I’ve been shifting my own freelance work in exactly this direction. Less time writing boilerplate, more time on client calls figuring out what the project actually needs before any code gets written. The hourly rate for the second activity is roughly triple the first, which is its own kind of signal.
78.7% of AI interactions are augmentation, not replacement
Another number from the paper worth sitting with: 78.7% of observed AI interactions in the wild are augmentation rather than full automation. People aren’t getting replaced in a single sweep. They’re getting a copilot that handles the predictable parts while they handle everything else.
This lines up with what I see in practice. The teams I work with that get the most out of AI tools are the ones that treat them as fast interns, not replacement engineers. You still need someone who knows which questions to ask, how to validate the output, and when to throw the whole suggestion away.
The 21.3% that is full automation tends to cluster around specific micro-tasks: formatting, data entry, boilerplate generation, first-draft summarization. Useful, but not the kind of work that makes or breaks a project.
What this means if you’re learning right now
If I’m a junior developer reading this in April 2026, here’s what I’d actually do this week.
Stop panicking about coding being “automated.” Yes, LLMs are good at generating functions. They’re terrible at knowing which functions to generate. System design, requirements gathering, talking to stakeholders about what they actually want – these are the skills with low SAFI scores and high job demand. Invest there.

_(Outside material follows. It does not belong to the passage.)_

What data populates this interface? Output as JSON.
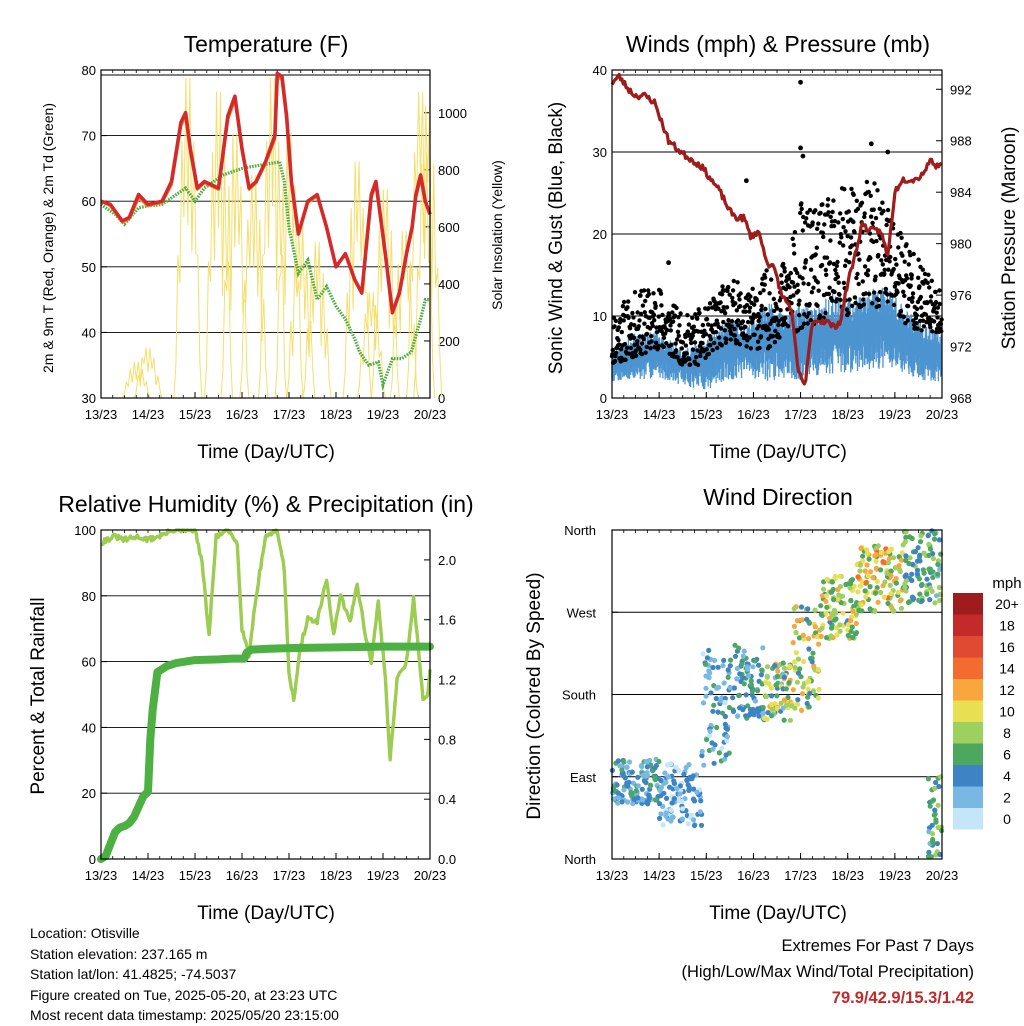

Get good at validating AI output instead of just generating it. The paper shows that open source LLMs like LLaMA 3.3 70B and Qwen 2.5 72B score competitively with commercial models on the SAFI benchmark. The models are commoditizing fast. The ability to evaluate what they produce is not.
Practice the low-SAFI skills deliberately. Take the client call instead of asking someone else to do it. Write the project spec before you write the code. Run the retro. These aren’t soft skills in the dismissive sense. They’re the hard to automate skills that pay more precisely because they resist automation.
The paper’s data covers 1,052 model calls with a 0% failure rate, so the benchmarks are solid. But benchmarks measure task completion, not judgment. And judgment is the thing that’s actually scarce.